In order to determine if H-2 class I molecules were required in the regulation of a virus infection by NK cells in vivo, intact or NK depleted (treated with anti-asialo GM1 antiserum) β2-microglobulin-deficient [β2m (-/-)] mice, which possess a defect in H-2 class I antigen expression, were infected with the prototypic NK-sensitive virus, murine cytomegalovirus (MCMV). In anti-asialo GM1-treated β2m (-/-) mice, as well as in β2m + (H-2 class I normal) control mice also treated with anti-asialo GM1 a significant enhancement in splenic MCMV titers as compared to NK-intact animals, was observed. When thymocyte expression of H-2 class I molecules (H-2Db) in normal mice was analyzed, it was found that following MCMV infection, H-2Db expression was significantly greater than the low level of expression found in uninfected thymocytes. In marked contrast, thymocytes from β2m (-/-) mice did not display any detectable H-2Db before or after infection. These in vivo results demonstrate that NK cells can regulate a virus infection, at least in the case of MCMV, independent of H-2 class I molecule expression.

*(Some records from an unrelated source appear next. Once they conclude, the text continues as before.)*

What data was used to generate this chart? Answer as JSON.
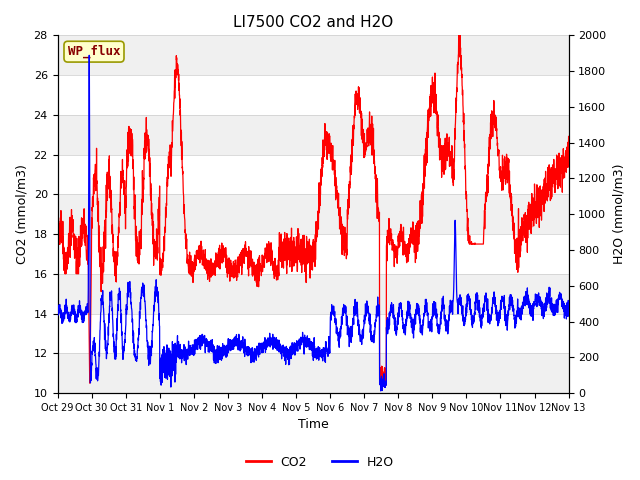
{
  "title": "LI7500 CO2 and H2O",
  "xlabel": "Time",
  "ylabel_left": "CO2 (mmol/m3)",
  "ylabel_right": "H2O (mmol/m3)",
  "ylim_left": [
    10,
    28
  ],
  "ylim_right": [
    0,
    2000
  ],
  "yticks_left": [
    10,
    12,
    14,
    16,
    18,
    20,
    22,
    24,
    26,
    28
  ],
  "yticks_right": [
    0,
    200,
    400,
    600,
    800,
    1000,
    1200,
    1400,
    1600,
    1800,
    2000
  ],
  "xtick_labels": [
    "Oct 29",
    "Oct 30",
    "Oct 31",
    "Nov 1",
    "Nov 2",
    "Nov 3",
    "Nov 4",
    "Nov 5",
    "Nov 6",
    "Nov 7",
    "Nov 8",
    "Nov 9",
    "Nov 10",
    "Nov 11",
    "Nov 12",
    "Nov 13"
  ],
  "co2_color": "#ff0000",
  "h2o_color": "#0000ff",
  "bg_color": "#ffffff",
  "band_light": "#f0f0f0",
  "band_white": "#ffffff",
  "grid_color": "#cccccc",
  "annotation_text": "WP_flux",
  "annotation_bg": "#ffffcc",
  "annotation_border": "#cccc00",
  "annotation_fg": "#880000",
  "legend_labels": [
    "CO2",
    "H2O"
  ],
  "seed": 42
}
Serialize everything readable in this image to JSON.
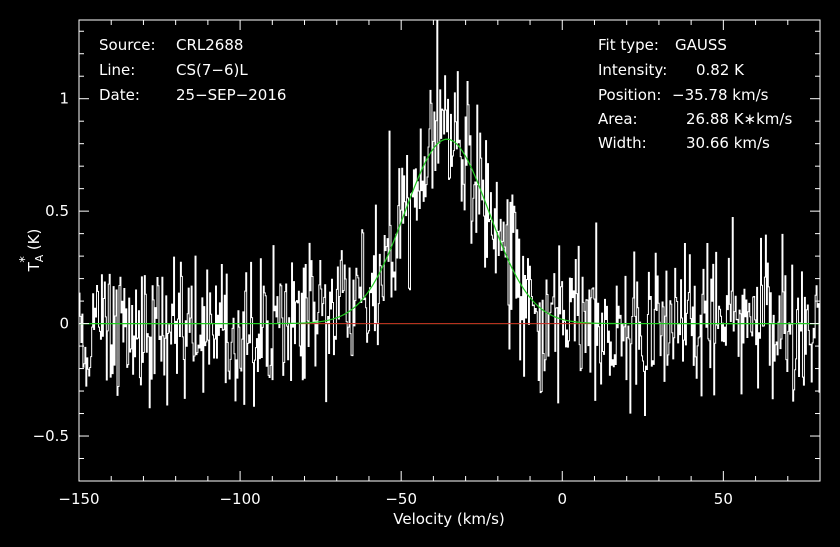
{
  "colors": {
    "background": "#000000",
    "spectrum": "#ffffff",
    "fit": "#22cc22",
    "baseline": "#cc2222",
    "zero_line": "#22cc22"
  },
  "info_left": [
    {
      "key": "Source:",
      "value": "CRL2688"
    },
    {
      "key": "Line:",
      "value": "CS(7−6)L"
    },
    {
      "key": "Date:",
      "value": "25−SEP−2016"
    }
  ],
  "info_right": [
    {
      "key": "Fit type:",
      "value": "GAUSS"
    },
    {
      "key": "Intensity:",
      "value": "0.82 K"
    },
    {
      "key": "Position:",
      "value": "−35.78 km/s"
    },
    {
      "key": "Area:",
      "value": "26.88 K∗km/s"
    },
    {
      "key": "Width:",
      "value": "30.66 km/s"
    }
  ],
  "chart_data": {
    "type": "line",
    "xlabel": "Velocity (km/s)",
    "ylabel_main": "T",
    "ylabel_sup": "*",
    "ylabel_sub": "A",
    "ylabel_units": "(K)",
    "xlim": [
      -150,
      80
    ],
    "ylim": [
      -0.7,
      1.35
    ],
    "x_ticks": [
      -150,
      -100,
      -50,
      0,
      50
    ],
    "x_tick_labels": [
      "−150",
      "−100",
      "−50",
      "0",
      "50"
    ],
    "y_ticks": [
      -0.5,
      0,
      0.5,
      1
    ],
    "y_tick_labels": [
      "−0.5",
      "0",
      "0.5",
      "1"
    ],
    "x_minor_step": 10,
    "y_minor_step": 0.1,
    "series": [
      {
        "kind": "noisy-spectrum",
        "x_range": [
          -150,
          80
        ],
        "channels": 760,
        "rms": 0.17
      },
      {
        "kind": "gaussian-fit",
        "amplitude": 0.82,
        "center": -35.78,
        "fwhm": 30.66,
        "x_range": [
          -150,
          80
        ]
      }
    ],
    "baseline_window": [
      -82,
      9
    ]
  }
}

Thymocytes from uninfected normal mice were found to be very sensitive to NK cell-mediated lysis, whereas those from MCMV-infected animals were completely resistant, presumably due to the protective effects of MCMV-induced interferon (IFN). However, thymocytes from MCMV-infected β2m (-/-) mice were only slightly protected from lysis by NK cells, consistent with the inverse correlation between MHC class I antigen expression and sensitivity to NK cell-mediated lysis. These results provide in vivo evidence suggesting a requirement for MHC class I molecules in IFN-mediated protection from lysis by NK cells.
In addition to the analysis of H-2 class I molecules on target cells, the identity of a molecule present on the surface of all NK cells and other cytotoxic effector cells, which is recognized by a monoclonal antibody (mAb) generated in this laboratory designated CZ-1, and can also modulate NK cell triggering, was also of interest. This laboratory has previously reported that this antigen is upregulated on cytotoxic (and other) lymphocytes following a virus infection in vivo, or upon activation in vitro. Using competitive FACS analysis and fibroblasts transfected with various isoforms of CD45, it was found that mAb CZ-1 recognizes a sialic acid-dependent epitope associated with a subpopulation of CD45RB molecules.
Brutkiewicz, Randy R., "Analysis of and Role for Effector and Target Cell Structures in the Regulation of Virus Infections by Natural Killer Cells: a Dissertation" (1993). University of Massachusetts Medical School. GSBS Dissertations and Theses. Paper 137.